After running a successful store in Bletchley, Milton Keynes, which won a Best-one retailer of the year award, Nayan set up Best-one Dunstable with his wife in 2008. The store came second in Best-one’s awards in 2013.
“I’d always wanted to go into retail,” he says. “My cousins had stores and when I was in my teens I used to work there, cleaning the shop, and I got the bug for the business.”
He started his first store at the age of 25, funding the whole thing independently. “I wanted to do my own thing and when you have that in your head you can’t stop. I wanted to build something up,” he adds.
Nayan puts his customers’ needs at the heart of every decision. “In summer we stock suntan lotion and put in hotdog and slush machines,” he explains. “We also sell tennis rackets and footballs. Not too many as the display can get messy but we bring in a few for the community.”
He also has a contract with parcel collection service myHermes so customers can have their parcels delivered to his store to pick up later and send them off from there too. “I make 50p a parcel and I deal with about 100 parcels a day,” he says.
Keep the store tidy: Unfazed by last month’s tobacco gantry changes,
Nayan says his main worry isn’t losing sales, it’s ensuring that his staff keep
the gantry tidy, even when the doors close.

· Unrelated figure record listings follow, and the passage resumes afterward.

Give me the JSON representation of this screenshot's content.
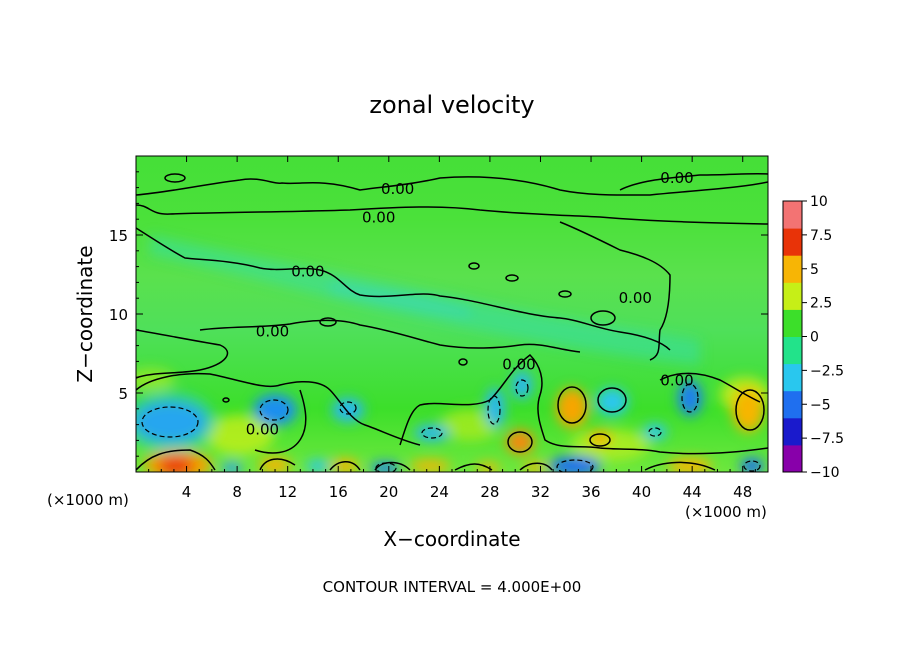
{
  "chart_data": {
    "type": "heatmap",
    "title": "zonal velocity",
    "xlabel": "X−coordinate",
    "ylabel": "Z−coordinate",
    "x_unit_left": "(×1000 m)",
    "x_unit_right": "(×1000 m)",
    "footer": "CONTOUR INTERVAL = 4.000E+00",
    "xlim": [
      0,
      50
    ],
    "ylim": [
      0,
      20
    ],
    "x_ticks": [
      4,
      8,
      12,
      16,
      20,
      24,
      28,
      32,
      36,
      40,
      44,
      48
    ],
    "y_ticks": [
      5,
      10,
      15
    ],
    "colorbar": {
      "min": -10,
      "max": 10,
      "tick_values": [
        10,
        7.5,
        5,
        2.5,
        0,
        -2.5,
        -5,
        -7.5,
        -10
      ],
      "tick_labels": [
        "10",
        "7.5",
        "5",
        "2.5",
        "0",
        "−2.5",
        "−5",
        "−7.5",
        "−10"
      ],
      "colors": [
        "#8800aa",
        "#1a1acc",
        "#1f6fef",
        "#29c7ee",
        "#22e38a",
        "#3cdf2a",
        "#c6ef17",
        "#f7b505",
        "#e83308",
        "#f37373"
      ]
    },
    "contour_labels": [
      {
        "text": "0.00",
        "x": 20.7,
        "z": 17.9
      },
      {
        "text": "0.00",
        "x": 42.8,
        "z": 18.6
      },
      {
        "text": "0.00",
        "x": 19.2,
        "z": 16.1
      },
      {
        "text": "0.00",
        "x": 13.6,
        "z": 12.7
      },
      {
        "text": "0.00",
        "x": 39.5,
        "z": 11.0
      },
      {
        "text": "0.00",
        "x": 10.8,
        "z": 8.9
      },
      {
        "text": "0.00",
        "x": 30.3,
        "z": 6.8
      },
      {
        "text": "0.00",
        "x": 42.8,
        "z": 5.8
      },
      {
        "text": "0.00",
        "x": 10.0,
        "z": 2.7
      }
    ]
  }
}
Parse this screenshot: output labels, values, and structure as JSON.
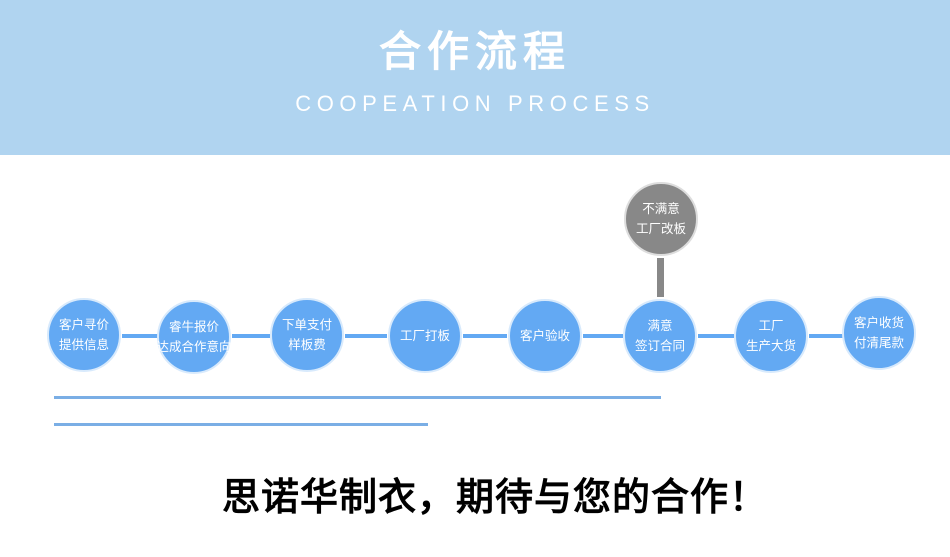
{
  "header": {
    "title": "合作流程",
    "subtitle": "COOPEATION PROCESS",
    "background_color": "#b0d4f0"
  },
  "steps": [
    {
      "line1": "客户寻价",
      "line2": "提供信息"
    },
    {
      "line1": "睿牛报价",
      "line2": "达成合作意向"
    },
    {
      "line1": "下单支付",
      "line2": "样板费"
    },
    {
      "line1": "工厂打板",
      "line2": ""
    },
    {
      "line1": "客户验收",
      "line2": ""
    },
    {
      "line1": "满意",
      "line2": "签订合同"
    },
    {
      "line1": "工厂",
      "line2": "生产大货"
    },
    {
      "line1": "客户收货",
      "line2": "付清尾款"
    }
  ],
  "branch": {
    "line1": "不满意",
    "line2": "工厂改板"
  },
  "colors": {
    "step": "#63a9f3",
    "branch": "#888888"
  },
  "slogan": "思诺华制衣，期待与您的合作！"
}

Source locally: “Every Friday I drive to Tring for flowers from a fella who has been selling them for 56 years. I pick the best ones and fill the whole van,” he says. He also sells local sausages and eggs.
Retail responsibly: “The most important thing I’ve learnt is to look at the shop like a customer. Whatever I’m doing, whether it’s price or display I’m thinking what it does for the customer,” he says.
Mainly for his elderly customers, Nayan runs a free delivery service on orders over £25, not including alcohol and cigarettes. “We take orders by phone but we want to start taking them online and syncing the order with our phones,” he says.
The store is situated on a main road so it attracts a range of customers, but Nayan makes sure everyone gets the same level of customer service.
“We treat everyone the same and we don’t act funny with children. If a kid walks into the alcohol section we will stop them though. That section is separated off so kids can’t really get lost. You have to be responsible,” he says.
Retailing responsibly is deeply important to him. He refuses to ever loss lead or heavily reduce alcohol prices and is cautious in his e-cig promotions, knowing that this duty is the cornerstone of retailing.
His responsible ethos even stretches to his flowers. “You can’t have cut flowers today and then not tomorrow, we’ll have flowers all year long even if it’s rainy or windy. The weather was so bad the other day we had to pin them down, it keeps things fun,” he says.
He says one thing that has created a horrible expectation for the industry is minimum spends or card charges. “Customers come into my store and they’re already angry because they expect it. We absorb the charges because the whole point of a convenience store is to serve quick and friendly,” says Nayan.